I don't know how seriously those bold words should be taken, ie. how much they have biographical truth or how much the essay is just over-the-top surreal companion to the music. Whatever, it does help one to increase his/her patience towards the music, which, despite its ultimate strangeness, may be done as sincere self-expression. The track titles are in Finnish but I translate some of them here.

'They came form the distances of Heaven': a chaos of short electronic-sounding noises from which some human voices and various instruments can be spotted. A wilder cousin to the freakiest sonic experiments of Ummagumma-era Pink Floyd. 'Flying wolves' has more of all kinds of percussion. Totally stoned tribal music? In the end there's a mumbling, distorted voice saying something. The fourth track is slightly more relaxed and acoustically oriented, again with an Ethnic flavour in the freaky soundscape. 'Cellular pulse' (?) comes closer to early kosmische Musik even though it's thick, not spacey. And so on. By the way, none of the used instruments is named. A pity, it would have been interesting information!

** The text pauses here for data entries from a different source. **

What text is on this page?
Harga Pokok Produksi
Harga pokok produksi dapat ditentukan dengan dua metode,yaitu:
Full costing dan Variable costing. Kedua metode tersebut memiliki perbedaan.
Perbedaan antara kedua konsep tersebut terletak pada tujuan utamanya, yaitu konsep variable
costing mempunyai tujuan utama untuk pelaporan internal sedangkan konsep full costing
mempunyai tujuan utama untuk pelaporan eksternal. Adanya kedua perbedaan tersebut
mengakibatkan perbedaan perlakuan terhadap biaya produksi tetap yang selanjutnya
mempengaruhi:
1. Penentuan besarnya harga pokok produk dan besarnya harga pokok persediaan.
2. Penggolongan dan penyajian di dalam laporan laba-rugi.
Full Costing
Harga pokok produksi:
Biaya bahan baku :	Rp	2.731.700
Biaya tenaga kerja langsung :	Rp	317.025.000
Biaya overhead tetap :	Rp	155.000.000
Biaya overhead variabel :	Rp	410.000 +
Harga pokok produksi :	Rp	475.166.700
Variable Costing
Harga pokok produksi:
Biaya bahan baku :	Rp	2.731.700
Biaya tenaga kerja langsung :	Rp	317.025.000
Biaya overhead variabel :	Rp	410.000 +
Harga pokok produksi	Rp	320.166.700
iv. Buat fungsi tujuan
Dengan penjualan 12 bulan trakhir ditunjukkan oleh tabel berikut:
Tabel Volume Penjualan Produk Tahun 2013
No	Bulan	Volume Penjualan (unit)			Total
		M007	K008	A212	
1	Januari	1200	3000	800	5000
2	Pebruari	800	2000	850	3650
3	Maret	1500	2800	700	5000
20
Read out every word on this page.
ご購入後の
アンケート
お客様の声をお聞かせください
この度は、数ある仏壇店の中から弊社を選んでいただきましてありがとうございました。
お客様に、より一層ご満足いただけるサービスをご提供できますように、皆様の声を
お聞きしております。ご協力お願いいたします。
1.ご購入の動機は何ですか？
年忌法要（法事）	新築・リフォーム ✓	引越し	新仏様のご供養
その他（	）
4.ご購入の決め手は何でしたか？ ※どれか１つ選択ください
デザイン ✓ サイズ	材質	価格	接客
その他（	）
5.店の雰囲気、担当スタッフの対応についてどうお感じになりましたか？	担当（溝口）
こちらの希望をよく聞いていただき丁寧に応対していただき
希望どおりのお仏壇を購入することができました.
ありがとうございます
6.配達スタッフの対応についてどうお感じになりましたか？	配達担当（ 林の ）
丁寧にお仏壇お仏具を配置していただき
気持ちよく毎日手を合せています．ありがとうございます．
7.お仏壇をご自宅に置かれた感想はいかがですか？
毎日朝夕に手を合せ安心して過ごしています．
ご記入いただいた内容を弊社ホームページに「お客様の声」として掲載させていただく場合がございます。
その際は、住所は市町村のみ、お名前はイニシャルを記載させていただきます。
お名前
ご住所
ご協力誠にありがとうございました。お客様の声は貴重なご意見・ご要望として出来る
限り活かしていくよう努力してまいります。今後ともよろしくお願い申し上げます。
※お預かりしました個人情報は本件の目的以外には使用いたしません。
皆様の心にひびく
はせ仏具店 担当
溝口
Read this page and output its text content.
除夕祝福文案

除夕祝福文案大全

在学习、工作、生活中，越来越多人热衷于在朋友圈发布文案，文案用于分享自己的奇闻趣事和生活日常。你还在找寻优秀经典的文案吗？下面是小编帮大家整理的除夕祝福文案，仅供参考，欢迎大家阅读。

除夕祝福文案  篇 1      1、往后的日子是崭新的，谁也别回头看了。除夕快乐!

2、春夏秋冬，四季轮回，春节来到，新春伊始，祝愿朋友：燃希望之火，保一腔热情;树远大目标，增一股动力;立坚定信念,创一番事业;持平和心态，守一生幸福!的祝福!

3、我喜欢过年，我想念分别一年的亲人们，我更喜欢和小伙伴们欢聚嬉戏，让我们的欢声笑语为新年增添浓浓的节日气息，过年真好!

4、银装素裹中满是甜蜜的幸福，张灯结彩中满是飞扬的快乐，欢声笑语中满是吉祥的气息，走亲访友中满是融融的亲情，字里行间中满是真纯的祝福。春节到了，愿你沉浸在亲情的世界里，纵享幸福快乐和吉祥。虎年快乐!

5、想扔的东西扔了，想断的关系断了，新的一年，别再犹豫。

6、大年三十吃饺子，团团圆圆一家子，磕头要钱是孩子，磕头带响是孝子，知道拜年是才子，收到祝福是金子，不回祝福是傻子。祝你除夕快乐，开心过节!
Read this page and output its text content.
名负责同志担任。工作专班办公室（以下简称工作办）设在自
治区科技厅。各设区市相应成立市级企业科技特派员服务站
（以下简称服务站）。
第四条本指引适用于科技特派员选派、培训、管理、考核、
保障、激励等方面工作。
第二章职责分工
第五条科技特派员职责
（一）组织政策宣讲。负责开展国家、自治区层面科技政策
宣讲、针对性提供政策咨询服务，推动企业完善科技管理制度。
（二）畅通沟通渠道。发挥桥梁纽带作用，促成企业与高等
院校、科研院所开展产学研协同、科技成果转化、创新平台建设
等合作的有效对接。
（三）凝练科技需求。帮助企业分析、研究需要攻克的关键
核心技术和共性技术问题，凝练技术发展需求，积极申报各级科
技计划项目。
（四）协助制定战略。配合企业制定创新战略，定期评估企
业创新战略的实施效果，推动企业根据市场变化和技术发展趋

The first impression is probably just chaotic, hard to tell the individual tracks from each other, but in the end each one is clearly different, even if they're basically various combinations of similar ingredients (electronic, acoustic, percussive, sampled noises, the varying amount of rhythmic element). First of all, forget melodies, harmony and other common features of music. As it was said, it's not for all of you. Certainly not! Play this on your date if you want to see the fastest exit ever.

I hope I succeeded in giving you a useful picture of this music. The rating is a tough question. In the genre of totally freaky experimental music (surely not my cup of tea) this is actually quite... interesting. And since this album really seemed to be the best of the three, I can stretch to three encouraging stars.